Where This Hardware Belongs
This will not replace deterministic computing. Banking, flight control, and medical devices need certainty. But the probabilistic world is large and growing. It includes the heaviest AI workloads we run today.
- Generative AI inference and sampling
- Energy‑based models and optimization
- Anomaly detection and search
- Monte Carlo and scientific simulations
- Self‑supervised learning loops
For these tasks, computers that ride entropy can beat computers that fight it. The chip designer put it well:
“The most powerful computers of the future won’t fight entropy and uncertainty. They will run on it.”
My Take
I believe this path deserves serious trials in real workloads, not just labs. Start with inference at the edge and data center pilots where power is tight and latency matters. Demand apples‑to‑apples energy per token, per sample, and per solved instance. Reward wins with procurement, not just applause.
And one more thing: do not underestimate the software climb. The winners will pair silicon with a clean developer story—libraries, converters, and training wheels for teams steeped in PyTorch and CUDA.

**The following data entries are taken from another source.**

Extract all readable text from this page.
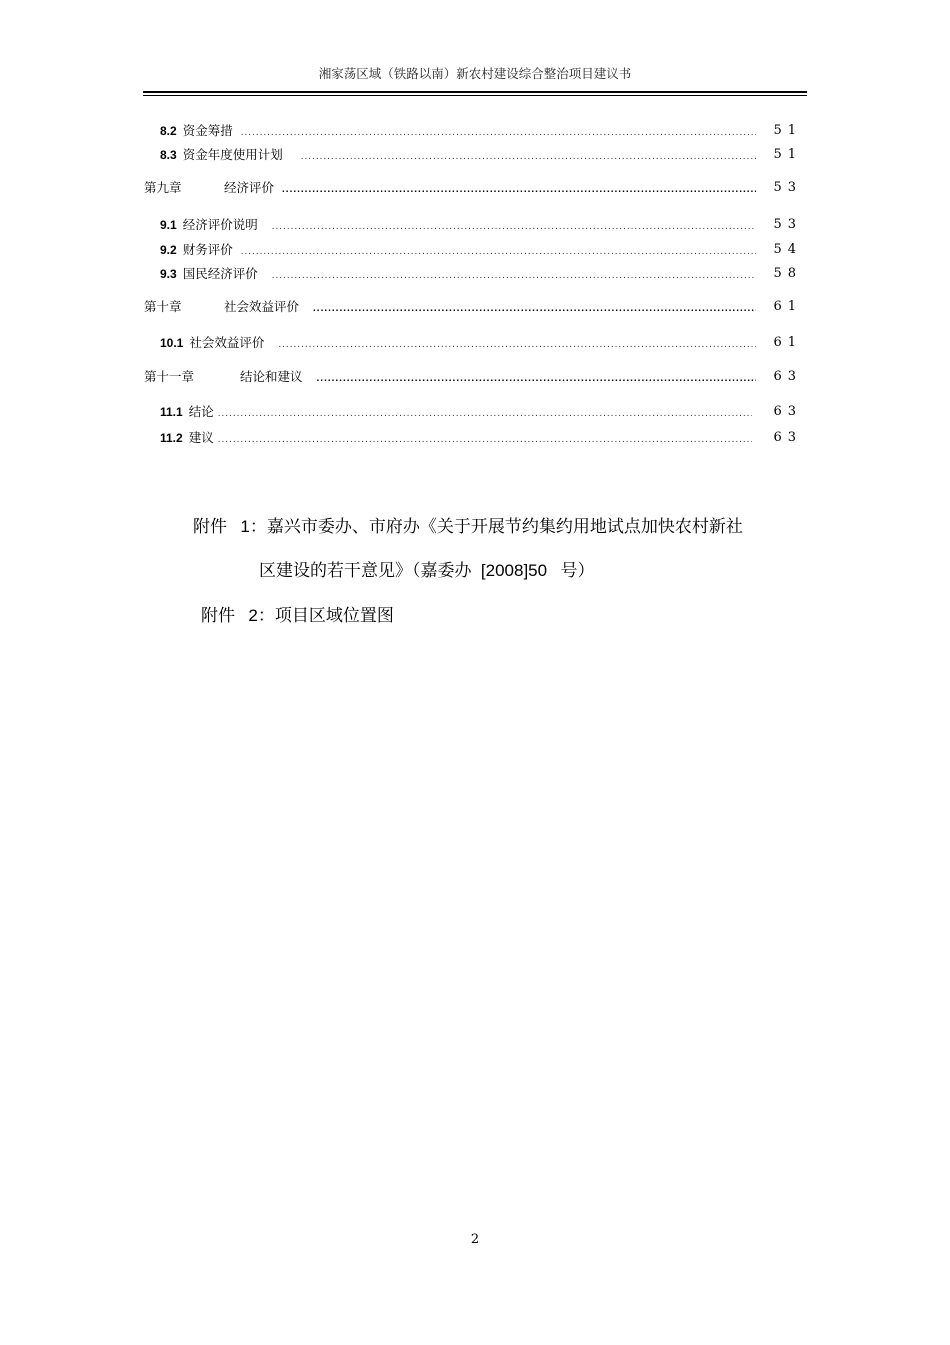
湘家荡区域（铁路以南）新农村建设综合整治项目建议书
8.2 资金筹措 .....	51
8.3 资金年度使用计划 .....	51
第九章	经济评价 .....	53
9.1 经济评价说明 .....	53
9.2 财务评价 .....	54
9.3 国民经济评价 .....	58
第十章	社会效益评价 .....	61
10.1 社会效益评价 .....	61
第十一章	结论和建议 .....	63
11.1 结论 .....	63
11.2 建议 .....	63
附件 1：嘉兴市委办、市府办《关于开展节约集约用地试点加快农村新社
区建设的若干意见》（嘉委办 [2008]50 号）
附件 2：项目区域位置图
2
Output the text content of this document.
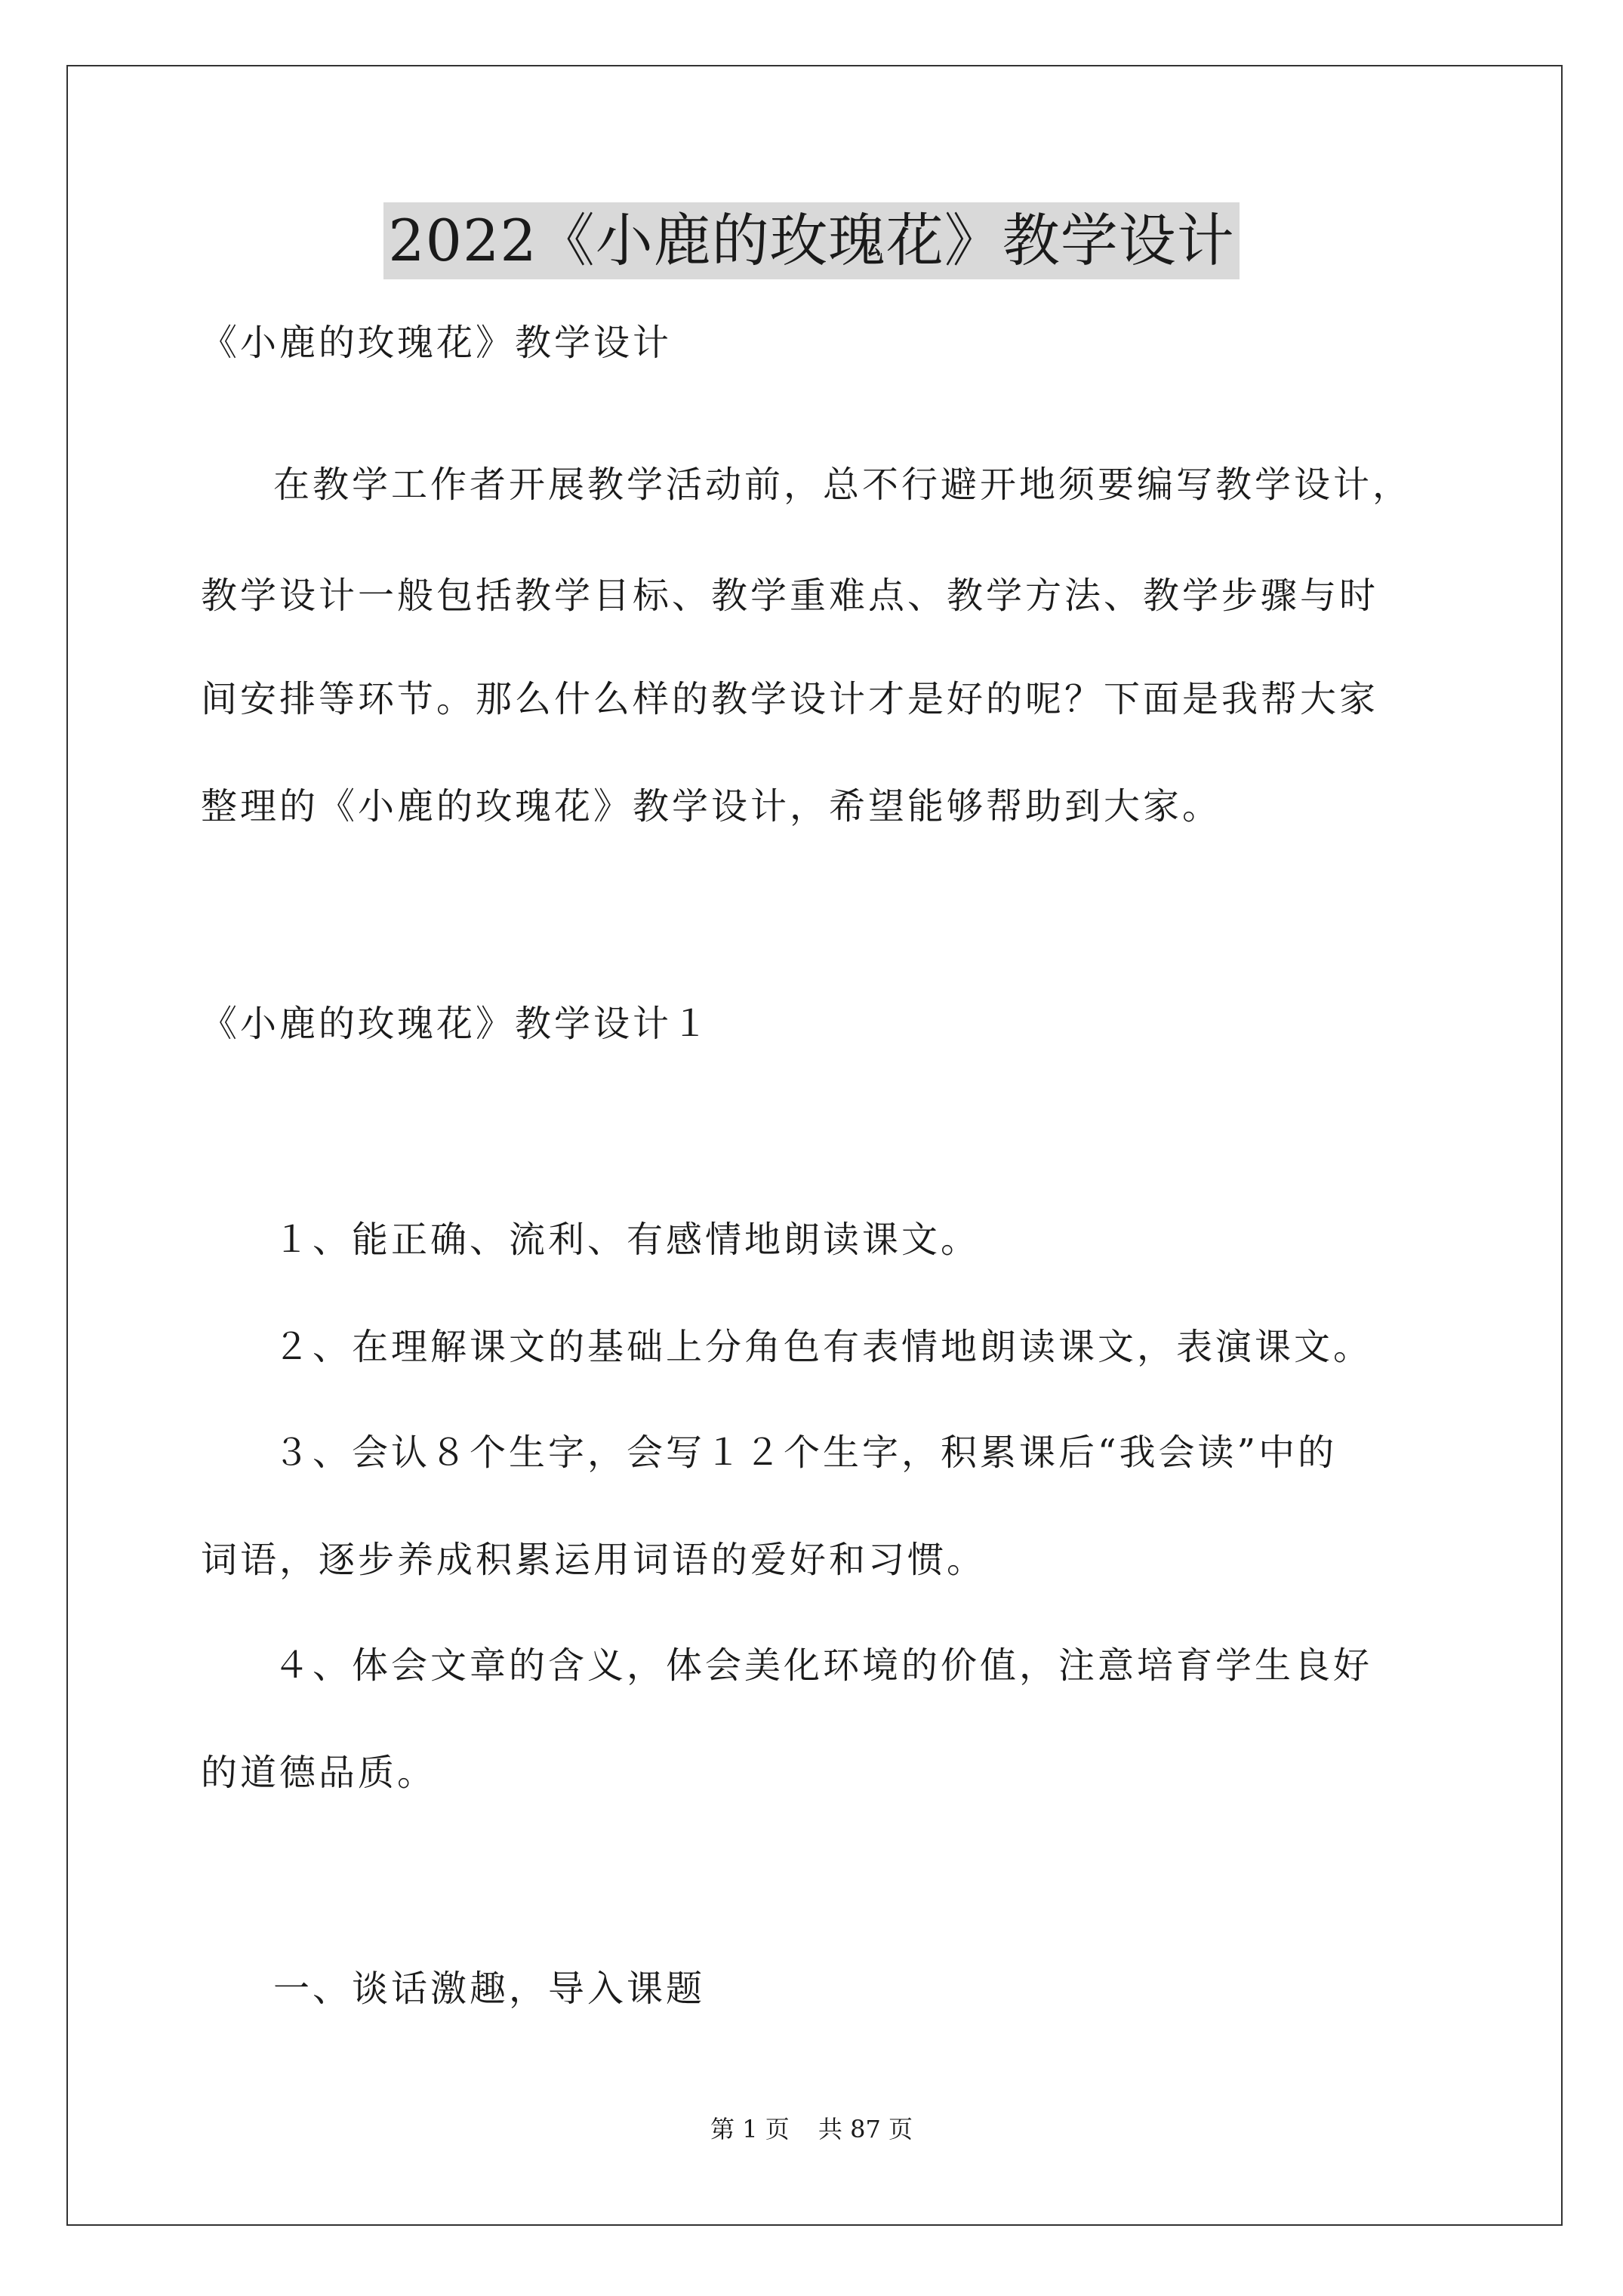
2022《小鹿的玫瑰花》教学设计
《小鹿的玫瑰花》教学设计
在教学工作者开展教学活动前，总不行避开地须要编写教学设计，
教学设计一般包括教学目标、教学重难点、教学方法、教学步骤与时
间安排等环节。那么什么样的教学设计才是好的呢？下面是我帮大家
整理的《小鹿的玫瑰花》教学设计，希望能够帮助到大家。
《小鹿的玫瑰花》教学设计１
１、能正确、流利、有感情地朗读课文。
２、在理解课文的基础上分角色有表情地朗读课文，表演课文。
３、会认８个生字，会写１２个生字，积累课后“我会读”中的
词语，逐步养成积累运用词语的爱好和习惯。
４、体会文章的含义，体会美化环境的价值，注意培育学生良好
的道德品质。
一、谈话激趣，导入课题
第 1 页 共 87 页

Stop treating noise as a tax. Treat it as a resource. If Extropic’s Z1 delivers even a slice of its promise, AI’s power curve can bend. If not, we still gain sharper tools for sampling and the best hardware random source we’ve ever seen. Either way, the experiment is worth it.
It’s time to fund open benchmarks, back pilot deployments, and set energy targets that reward real efficiency. Let’s measure what matters and push computing to match the math our models already live by.
Frequently Asked Questions
Q: How is a probabilistic bit different from a normal transistor?
A standard transistor is forced into strict on/off states. A probabilistic bit operates near a thermal threshold, flipping between states with a controllable probability.
Q: Why could this cut AI’s energy use?
Many AI tasks require sampling. Today we simulate randomness with lots of operations. Thermodynamic chips tap physical noise directly, reducing wasted work.
Q: What workloads are the best early fit?
Generative inference, optimization, anomaly detection, and Monte Carlo methods benefit first. They rely on drawing many samples rather than producing one fixed answer.
Q: What are the main technical risks?
Scaling introduces unwanted coupling in analog networks and can bias results. Keeping “good” noise while suppressing the rest at large sizes is tough.
Q: How would developers actually use this?
They will need new libraries and abstractions that map models to sampling hardware. Conversion tools from common frameworks will be key to adoption.